Data transmitted by this probe helped in establishing the Lambda CMB model of the Universe and is claimed to be the most precise model of our Universe.
This mission won many prizes, including the ‘2018 Breakthrough prize in fundamental physics‘. Science magazine called it the ‘Breakthrough of the year 2003’.
The year 2013 witnessed another mission to study the CMB radiation with more precision. ESA launched its space observatory Probe named Planck in 2009, which improved and refined the measurements of WMAP and defined the most precise measurements of cosmological parameters.
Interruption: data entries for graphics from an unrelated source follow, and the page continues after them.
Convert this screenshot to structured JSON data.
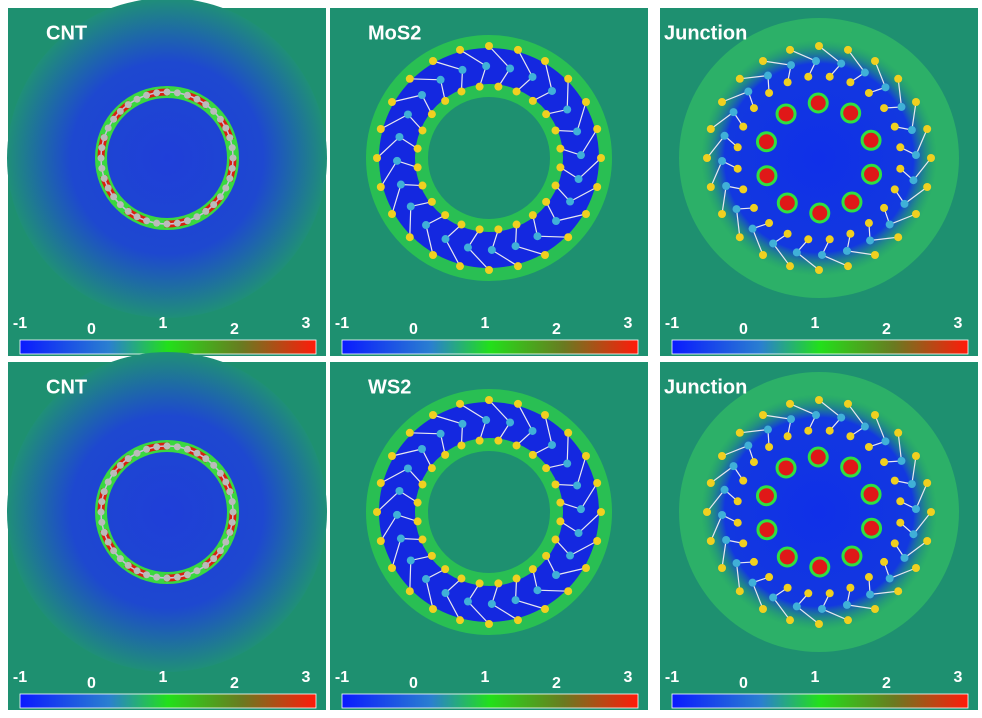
{
  "panels": [
    {
      "title": "CNT",
      "colorbar": {
        "ticks": [
          -1,
          0,
          1,
          2,
          3
        ]
      }
    },
    {
      "title": "MoS2",
      "colorbar": {
        "ticks": [
          -1,
          0,
          1,
          2,
          3
        ]
      }
    },
    {
      "title": "Junction",
      "colorbar": {
        "ticks": [
          -1,
          0,
          1,
          2,
          3
        ]
      }
    },
    {
      "title": "CNT",
      "colorbar": {
        "ticks": [
          -1,
          0,
          1,
          2,
          3
        ]
      }
    },
    {
      "title": "WS2",
      "colorbar": {
        "ticks": [
          -1,
          0,
          1,
          2,
          3
        ]
      }
    },
    {
      "title": "Junction",
      "colorbar": {
        "ticks": [
          -1,
          0,
          1,
          2,
          3
        ]
      }
    }
  ]
}
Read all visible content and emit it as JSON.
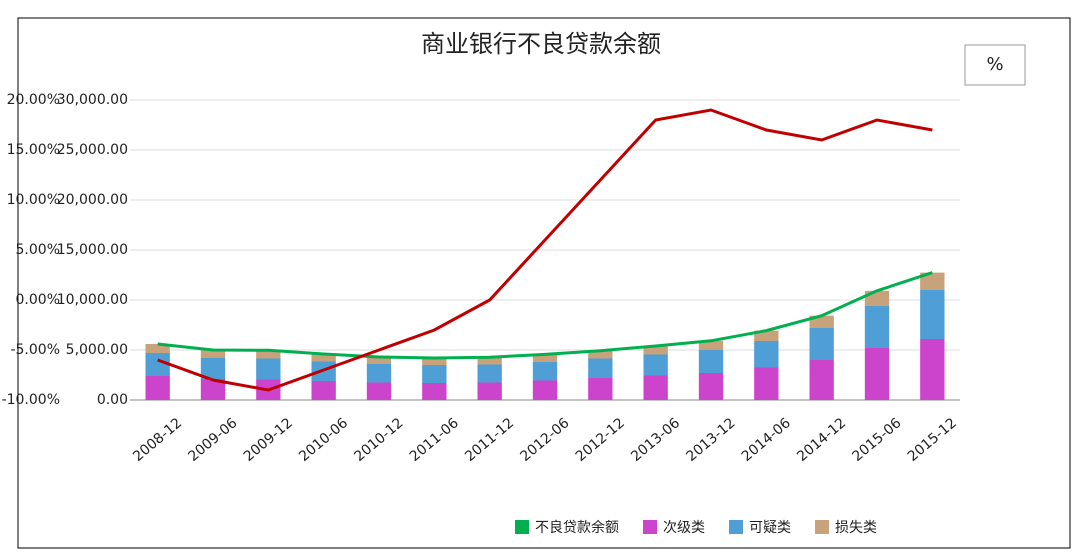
{
  "chart_data": {
    "type": "combo",
    "title": "商业银行不良贷款余额",
    "unit_label": "%",
    "categories": [
      "2008-12",
      "2009-06",
      "2009-12",
      "2010-06",
      "2010-12",
      "2011-06",
      "2011-12",
      "2012-06",
      "2012-12",
      "2013-06",
      "2013-12",
      "2014-06",
      "2014-12",
      "2015-06",
      "2015-12"
    ],
    "series": [
      {
        "name": "不良贷款余额",
        "color": "#00b050",
        "type": "line",
        "axis": "y2",
        "values": [
          5600,
          5000,
          4970,
          4600,
          4300,
          4200,
          4280,
          4560,
          4930,
          5400,
          5920,
          6940,
          8430,
          10920,
          12740
        ]
      },
      {
        "name": "次级类",
        "color": "#cc44cc",
        "type": "bar",
        "axis": "y2",
        "values": [
          2400,
          2100,
          2050,
          1900,
          1750,
          1700,
          1750,
          1950,
          2200,
          2450,
          2700,
          3250,
          4000,
          5200,
          6100
        ]
      },
      {
        "name": "可疑类",
        "color": "#4f9fd6",
        "type": "bar",
        "axis": "y2",
        "values": [
          2300,
          2100,
          2100,
          1950,
          1850,
          1800,
          1800,
          1850,
          1950,
          2100,
          2300,
          2650,
          3200,
          4200,
          4900
        ]
      },
      {
        "name": "损失类",
        "color": "#c8a27a",
        "type": "bar",
        "axis": "y2",
        "values": [
          900,
          800,
          820,
          750,
          700,
          700,
          730,
          760,
          780,
          850,
          920,
          1040,
          1230,
          1520,
          1740
        ]
      },
      {
        "color": "#c00000",
        "type": "line",
        "values": [
          -6,
          -8,
          -9,
          -7,
          -5,
          -3,
          0,
          6,
          12,
          18,
          19,
          17,
          16,
          18,
          17
        ]
      }
    ],
    "ylim": [
      -10,
      20
    ],
    "yticks": [
      {
        "value": -10,
        "label": "-10.00%"
      },
      {
        "value": -5,
        "label": "-5.00%"
      },
      {
        "value": 0,
        "label": "0.00%"
      },
      {
        "value": 5,
        "label": "5.00%"
      },
      {
        "value": 10,
        "label": "10.00%"
      },
      {
        "value": 15,
        "label": "15.00%"
      },
      {
        "value": 20,
        "label": "20.00%"
      }
    ],
    "y2lim": [
      0,
      30000
    ],
    "y2ticks": [
      {
        "value": 0,
        "label": "0.00"
      },
      {
        "value": 5000,
        "label": "5,000.00"
      },
      {
        "value": 10000,
        "label": "10,000.00"
      },
      {
        "value": 15000,
        "label": "15,000.00"
      },
      {
        "value": 20000,
        "label": "20,000.00"
      },
      {
        "value": 25000,
        "label": "25,000.00"
      },
      {
        "value": 30000,
        "label": "30,000.00"
      }
    ],
    "grid": true
  }
}
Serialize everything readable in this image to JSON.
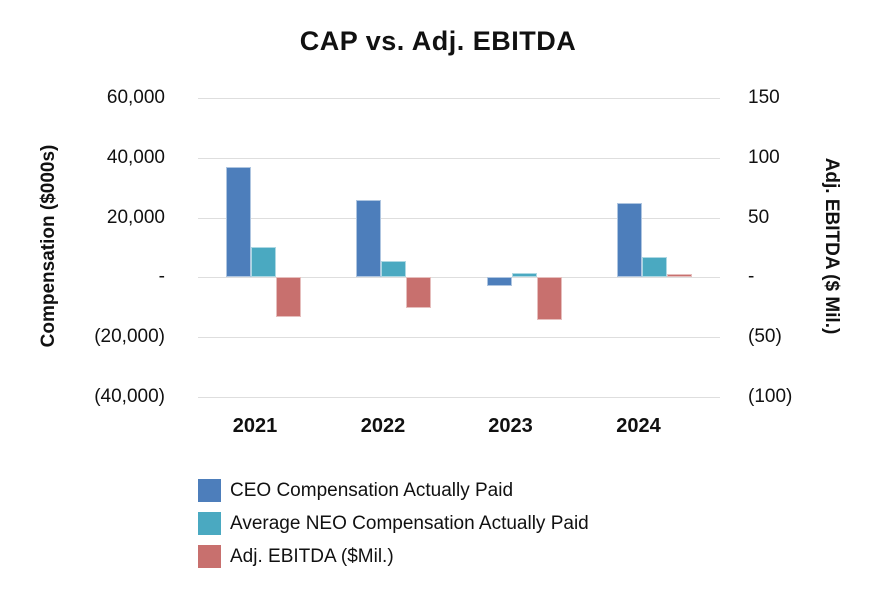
{
  "title": "CAP vs. Adj. EBITDA",
  "left_axis": {
    "title": "Compensation ($000s)",
    "ticks": [
      "60,000",
      "40,000",
      "20,000",
      "-",
      "(20,000)",
      "(40,000)"
    ]
  },
  "right_axis": {
    "title": "Adj. EBITDA ($ Mil.)",
    "ticks": [
      "150",
      "100",
      "50",
      "-",
      "(50)",
      "(100)"
    ]
  },
  "x_axis": {
    "categories": [
      "2021",
      "2022",
      "2023",
      "2024"
    ]
  },
  "legend": [
    {
      "label": "CEO Compensation Actually Paid",
      "color": "#4D7EBB"
    },
    {
      "label": "Average NEO Compensation Actually Paid",
      "color": "#4AA9C1"
    },
    {
      "label": "Adj. EBITDA ($Mil.)",
      "color": "#C8706E"
    }
  ],
  "colors": {
    "ceo_blue": "#4D7EBB",
    "neo_teal": "#4AA9C1",
    "ebitda_red": "#C8706E",
    "gridline": "#DEDEDE"
  },
  "chart_data": {
    "type": "bar",
    "title": "CAP vs. Adj. EBITDA",
    "categories": [
      "2021",
      "2022",
      "2023",
      "2024"
    ],
    "series": [
      {
        "name": "CEO Compensation Actually Paid",
        "axis": "left",
        "color": "#4D7EBB",
        "values": [
          37000,
          26000,
          -2800,
          25000
        ]
      },
      {
        "name": "Average NEO Compensation Actually Paid",
        "axis": "left",
        "color": "#4AA9C1",
        "values": [
          10300,
          5400,
          1400,
          6900
        ]
      },
      {
        "name": "Adj. EBITDA ($Mil.)",
        "axis": "right",
        "color": "#C8706E",
        "values": [
          -33,
          -26,
          -36,
          3
        ]
      }
    ],
    "xlabel": "",
    "ylabel_left": "Compensation ($000s)",
    "ylabel_right": "Adj. EBITDA ($ Mil.)",
    "left_ylim": [
      -40000,
      60000
    ],
    "right_ylim": [
      -100,
      150
    ],
    "left_tick_step": 20000,
    "right_tick_step": 50,
    "grid": true,
    "legend_position": "bottom-left"
  }
}
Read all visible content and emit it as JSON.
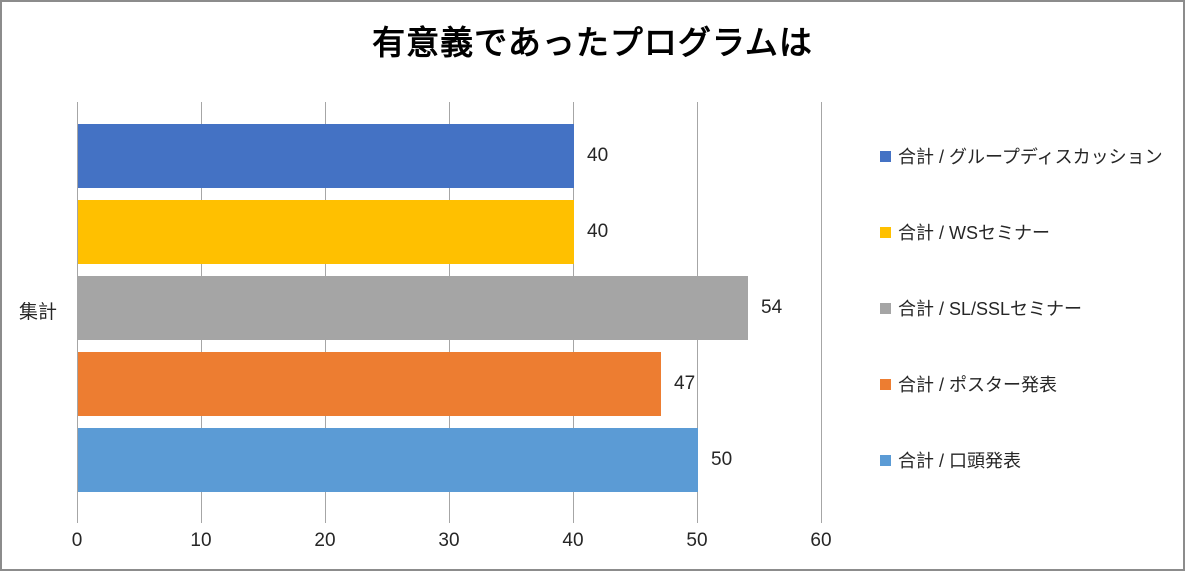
{
  "chart_data": {
    "type": "bar",
    "orientation": "horizontal",
    "title": "有意義であったプログラムは",
    "categories": [
      "集計"
    ],
    "series": [
      {
        "name": "合計 / グループディスカッション",
        "values": [
          40
        ],
        "color": "#4472C4"
      },
      {
        "name": "合計 / WSセミナー",
        "values": [
          40
        ],
        "color": "#FFC000"
      },
      {
        "name": "合計 / SL/SSLセミナー",
        "values": [
          54
        ],
        "color": "#A5A5A5"
      },
      {
        "name": "合計 / ポスター発表",
        "values": [
          47
        ],
        "color": "#ED7D31"
      },
      {
        "name": "合計 / 口頭発表",
        "values": [
          50
        ],
        "color": "#5B9BD5"
      }
    ],
    "xlabel": "",
    "ylabel": "",
    "xlim": [
      0,
      60
    ],
    "xticks": [
      0,
      10,
      20,
      30,
      40,
      50,
      60
    ],
    "grid": true,
    "legend_position": "right",
    "data_labels": true
  },
  "style": {
    "gridline_color": "#A6A6A6",
    "border_color": "#8C8C8C",
    "text_color": "#262626",
    "title_color": "#000000",
    "background": "#FFFFFF"
  }
}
It precisely calculated the density of ordinary matter and dark matter. The Probe was built jointly by ESA and NASA. NASA played a significant role in the analysis of scientific data provided by the Probe.
Inconsistency regarding Cosmic Microwave Background
Studies done on CMB radiation unraveled a lot of secrets about the Universe. There are still lots of things on which Astronomers are pondering their heads over. One such thing is the expansion rate of the Universe.
ESA’s Planck mission estimated the Hubble Constant to be around 67 km per second per million parsec but, recent findings made by Supernova Ho for the Equation of State (SHoES) predicted it to be about 74.
The discoveries of the Atacama Cosmology Telescope in Chile were also found to reject the prediction made by the Planck telescope.
Astronomers call this famous discrepancy Hubble constant Tension, and it has been growing for years. The primary cause of this discrepancy is that Astronomers measured it by studying either the early Universe or the current Universe.
The problem with this is that the data given by both don’t seem to cope together. It leaves the scientists of both sides in anxiety. What can be concluded is that we still lack some or more understanding of Physics.
We need to look after some undiscovered exotic physics and the revision of our picture of the Cosmos.